Case ID: sw3d_160/html/0406-01.html
Source: Caselaw Access Project
Author: {"author": "PER CURIAM.", "license": "Public Domain", "url": "https://static.case.law/"}
Date Created: 2024-08-24T03:29:51.129683

Darrell DEVINE, Appellant, v. STATE of Missouri, Respondent.
    No. ED 83719.
    Missouri Court of Appeals, Eastern District, Division One.
    Feb. 8, 2005.
    Rehearing Denied April 11, 2005.
    Michael A. Gross, St. Louis, MO, for appellant.
    Jeremiah W. (Jay) Nixon, Atty. Gen., Adriane Dixon Crouse, Jefferson City, MO, for respondent.
    Before GARY M. GAERTNER, SR., P.J., SHERRI B. SULLIVAN, J., BOOKER T. SHAW, J.
   ORDER

PER CURIAM.

Darrell Devine (“Movant”) appeals the denial of his Rule 29.15 post-conviction motion after an evidentiary hearing. ■ Mov-ant was convicted of one count of robbery in the second degree, Section 569.030, RSMo 2000. Movant was sentenced as a prior and persistent offender to twenty-five years imprisonment. Movant’s conviction was affirmed on direct appeal by this Court. State v. Devine, 80 S.W.3d 480 (MoApp. E.D.2002). Subsequently, Mov-ant filed a motion for post-conviction relief pursuant to Rule 29.15, which the court denied after an evidentiary hearing on some of his claims.
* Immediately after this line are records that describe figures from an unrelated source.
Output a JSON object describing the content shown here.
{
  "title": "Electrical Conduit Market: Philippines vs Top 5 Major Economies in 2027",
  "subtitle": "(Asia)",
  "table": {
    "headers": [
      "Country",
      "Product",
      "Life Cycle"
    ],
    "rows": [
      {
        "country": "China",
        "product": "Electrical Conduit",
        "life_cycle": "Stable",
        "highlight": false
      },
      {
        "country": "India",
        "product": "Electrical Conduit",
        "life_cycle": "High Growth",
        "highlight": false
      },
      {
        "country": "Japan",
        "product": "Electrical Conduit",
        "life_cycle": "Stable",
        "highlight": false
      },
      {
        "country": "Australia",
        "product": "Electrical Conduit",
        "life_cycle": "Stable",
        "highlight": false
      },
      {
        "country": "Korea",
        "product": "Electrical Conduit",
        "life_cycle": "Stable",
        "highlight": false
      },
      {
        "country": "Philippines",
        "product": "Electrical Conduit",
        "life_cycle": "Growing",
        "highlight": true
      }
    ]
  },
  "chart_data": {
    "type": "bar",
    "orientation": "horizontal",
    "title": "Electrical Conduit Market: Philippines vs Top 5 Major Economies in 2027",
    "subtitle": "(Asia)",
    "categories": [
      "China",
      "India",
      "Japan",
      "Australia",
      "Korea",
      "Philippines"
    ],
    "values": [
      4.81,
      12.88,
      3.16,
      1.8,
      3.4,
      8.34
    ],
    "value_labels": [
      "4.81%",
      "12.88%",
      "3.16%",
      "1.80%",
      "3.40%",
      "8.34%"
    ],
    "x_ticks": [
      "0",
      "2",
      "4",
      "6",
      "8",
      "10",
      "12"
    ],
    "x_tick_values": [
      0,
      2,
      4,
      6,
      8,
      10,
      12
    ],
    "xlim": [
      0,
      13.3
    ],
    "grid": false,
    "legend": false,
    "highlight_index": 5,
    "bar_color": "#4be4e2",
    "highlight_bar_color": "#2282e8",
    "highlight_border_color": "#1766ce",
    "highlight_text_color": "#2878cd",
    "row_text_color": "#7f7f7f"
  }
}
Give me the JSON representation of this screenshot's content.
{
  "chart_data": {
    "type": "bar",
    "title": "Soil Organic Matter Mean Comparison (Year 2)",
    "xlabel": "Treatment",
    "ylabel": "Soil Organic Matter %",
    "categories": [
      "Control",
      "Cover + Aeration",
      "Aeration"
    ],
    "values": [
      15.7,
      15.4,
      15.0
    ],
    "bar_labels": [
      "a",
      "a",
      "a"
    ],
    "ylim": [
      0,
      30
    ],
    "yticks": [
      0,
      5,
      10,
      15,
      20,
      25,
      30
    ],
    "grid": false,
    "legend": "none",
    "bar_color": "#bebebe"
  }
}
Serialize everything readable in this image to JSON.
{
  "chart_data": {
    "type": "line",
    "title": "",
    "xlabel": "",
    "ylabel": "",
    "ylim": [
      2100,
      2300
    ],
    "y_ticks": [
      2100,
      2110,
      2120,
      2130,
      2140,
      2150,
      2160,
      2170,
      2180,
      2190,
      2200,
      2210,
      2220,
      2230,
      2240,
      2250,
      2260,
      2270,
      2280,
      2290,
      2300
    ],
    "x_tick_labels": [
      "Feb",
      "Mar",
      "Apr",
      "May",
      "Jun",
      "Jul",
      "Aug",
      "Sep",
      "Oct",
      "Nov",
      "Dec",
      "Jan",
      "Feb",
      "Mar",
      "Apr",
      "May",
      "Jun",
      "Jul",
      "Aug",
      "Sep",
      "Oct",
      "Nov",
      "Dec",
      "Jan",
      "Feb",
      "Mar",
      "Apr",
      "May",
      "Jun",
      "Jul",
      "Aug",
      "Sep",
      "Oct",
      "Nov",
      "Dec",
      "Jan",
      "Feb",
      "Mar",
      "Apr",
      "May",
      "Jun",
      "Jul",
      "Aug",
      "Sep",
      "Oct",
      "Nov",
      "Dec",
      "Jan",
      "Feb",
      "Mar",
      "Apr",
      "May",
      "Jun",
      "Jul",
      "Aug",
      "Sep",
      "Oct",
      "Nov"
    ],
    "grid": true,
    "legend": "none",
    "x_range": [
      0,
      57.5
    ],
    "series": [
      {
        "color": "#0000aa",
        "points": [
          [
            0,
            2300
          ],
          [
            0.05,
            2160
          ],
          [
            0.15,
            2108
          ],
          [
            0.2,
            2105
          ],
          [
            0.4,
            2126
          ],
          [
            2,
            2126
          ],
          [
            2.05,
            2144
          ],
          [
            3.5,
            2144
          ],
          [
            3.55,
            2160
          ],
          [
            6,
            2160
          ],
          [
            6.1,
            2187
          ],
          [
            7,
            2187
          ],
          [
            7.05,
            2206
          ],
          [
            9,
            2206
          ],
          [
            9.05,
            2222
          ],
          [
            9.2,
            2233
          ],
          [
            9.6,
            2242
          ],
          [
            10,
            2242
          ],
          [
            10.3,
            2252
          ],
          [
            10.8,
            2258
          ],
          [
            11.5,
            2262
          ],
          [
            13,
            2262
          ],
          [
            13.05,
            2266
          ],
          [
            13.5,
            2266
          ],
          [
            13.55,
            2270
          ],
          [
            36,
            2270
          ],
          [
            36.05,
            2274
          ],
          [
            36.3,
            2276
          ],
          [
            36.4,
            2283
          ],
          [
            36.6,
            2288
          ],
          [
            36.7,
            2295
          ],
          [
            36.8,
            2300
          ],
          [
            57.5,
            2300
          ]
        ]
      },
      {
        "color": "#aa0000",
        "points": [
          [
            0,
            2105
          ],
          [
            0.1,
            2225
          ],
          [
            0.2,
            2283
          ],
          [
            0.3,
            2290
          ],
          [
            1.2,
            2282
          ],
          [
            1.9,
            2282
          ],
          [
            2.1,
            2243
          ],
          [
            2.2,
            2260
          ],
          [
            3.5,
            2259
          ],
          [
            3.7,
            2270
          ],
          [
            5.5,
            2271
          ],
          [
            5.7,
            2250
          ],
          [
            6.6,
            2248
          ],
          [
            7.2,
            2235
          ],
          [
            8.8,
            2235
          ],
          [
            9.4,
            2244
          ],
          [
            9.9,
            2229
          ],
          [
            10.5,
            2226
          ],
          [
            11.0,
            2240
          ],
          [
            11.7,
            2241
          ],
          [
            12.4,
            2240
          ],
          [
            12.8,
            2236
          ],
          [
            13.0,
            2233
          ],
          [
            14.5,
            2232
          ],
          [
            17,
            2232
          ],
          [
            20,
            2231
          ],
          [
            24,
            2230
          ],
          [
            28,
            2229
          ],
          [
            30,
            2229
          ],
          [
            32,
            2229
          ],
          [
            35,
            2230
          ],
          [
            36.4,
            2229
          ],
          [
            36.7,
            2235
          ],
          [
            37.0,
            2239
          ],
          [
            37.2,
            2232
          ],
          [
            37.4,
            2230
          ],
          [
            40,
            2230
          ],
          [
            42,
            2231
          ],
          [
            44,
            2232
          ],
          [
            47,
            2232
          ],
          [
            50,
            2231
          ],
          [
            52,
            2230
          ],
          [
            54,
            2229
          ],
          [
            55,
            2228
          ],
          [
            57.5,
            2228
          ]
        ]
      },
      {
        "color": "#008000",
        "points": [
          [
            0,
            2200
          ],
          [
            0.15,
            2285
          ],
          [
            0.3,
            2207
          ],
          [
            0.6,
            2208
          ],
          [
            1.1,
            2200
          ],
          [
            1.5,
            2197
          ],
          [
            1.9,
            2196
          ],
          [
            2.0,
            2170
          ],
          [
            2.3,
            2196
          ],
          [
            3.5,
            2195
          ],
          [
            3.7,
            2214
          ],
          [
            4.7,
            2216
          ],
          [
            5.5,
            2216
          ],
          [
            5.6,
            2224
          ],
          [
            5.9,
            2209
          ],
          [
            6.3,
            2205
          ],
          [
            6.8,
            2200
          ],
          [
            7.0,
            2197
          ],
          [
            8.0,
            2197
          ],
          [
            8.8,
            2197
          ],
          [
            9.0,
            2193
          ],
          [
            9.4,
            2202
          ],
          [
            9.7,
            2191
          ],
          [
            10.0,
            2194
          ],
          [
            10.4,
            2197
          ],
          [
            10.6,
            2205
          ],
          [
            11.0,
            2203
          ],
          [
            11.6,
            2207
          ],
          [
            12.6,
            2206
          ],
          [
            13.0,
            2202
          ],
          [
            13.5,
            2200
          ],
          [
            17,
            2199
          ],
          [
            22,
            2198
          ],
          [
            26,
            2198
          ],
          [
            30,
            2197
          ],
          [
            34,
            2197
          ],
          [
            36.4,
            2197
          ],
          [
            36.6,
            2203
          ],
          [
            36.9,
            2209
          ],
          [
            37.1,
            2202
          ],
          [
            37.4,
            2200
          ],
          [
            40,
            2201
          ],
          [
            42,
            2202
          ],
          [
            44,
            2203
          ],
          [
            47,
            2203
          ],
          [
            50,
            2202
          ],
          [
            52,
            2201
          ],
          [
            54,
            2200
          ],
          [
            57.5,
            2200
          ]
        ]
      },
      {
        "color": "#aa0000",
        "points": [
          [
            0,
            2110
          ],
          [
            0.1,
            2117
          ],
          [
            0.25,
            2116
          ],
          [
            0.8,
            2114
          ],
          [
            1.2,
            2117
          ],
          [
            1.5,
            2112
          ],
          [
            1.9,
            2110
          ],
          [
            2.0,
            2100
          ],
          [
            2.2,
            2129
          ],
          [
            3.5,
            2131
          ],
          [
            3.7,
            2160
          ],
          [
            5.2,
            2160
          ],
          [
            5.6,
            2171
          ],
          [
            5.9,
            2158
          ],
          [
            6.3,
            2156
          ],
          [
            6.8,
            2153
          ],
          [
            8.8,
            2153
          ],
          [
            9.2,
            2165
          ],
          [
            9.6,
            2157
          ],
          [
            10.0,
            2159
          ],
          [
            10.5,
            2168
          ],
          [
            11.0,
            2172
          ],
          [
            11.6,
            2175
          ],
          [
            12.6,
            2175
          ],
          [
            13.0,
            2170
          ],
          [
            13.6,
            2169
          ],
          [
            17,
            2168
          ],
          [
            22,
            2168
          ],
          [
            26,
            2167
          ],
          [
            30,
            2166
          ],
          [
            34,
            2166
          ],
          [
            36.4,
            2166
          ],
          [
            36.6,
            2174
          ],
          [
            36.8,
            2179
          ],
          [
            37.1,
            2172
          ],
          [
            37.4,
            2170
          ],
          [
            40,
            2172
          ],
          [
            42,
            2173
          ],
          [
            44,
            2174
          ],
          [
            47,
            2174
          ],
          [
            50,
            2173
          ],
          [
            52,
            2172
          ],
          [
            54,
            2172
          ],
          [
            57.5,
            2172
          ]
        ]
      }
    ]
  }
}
Movant’s raises two points on appeal. First, Movant claims the motion court clearly erred in denying his claims of police and prosecutorial misconduct without an evidentiary hearing because these claims were cognizable under Rule 29.15 and resulted in a violation of Movant’s due process rights. In his second point on appeal, Movant alleges the motion court erred in sustaining the State’s objection to the admission of an audio tape containing an interview with the victim where she allegedly recanted her identification of Movant as her attacker.

We have reviewed the briefs of the parties, the legal file, and the transcripts and find the motion court’s decision was not clearly erroneous. Rule 29.15(k). An opinion reciting the detailed facts and restating the principles of law would have no precedential value. We have, however, provided a memorandum opinion only for the use of the parties setting forth the reasons for our decision. The judgment is affirmed pursuant to Rule 84.16(b).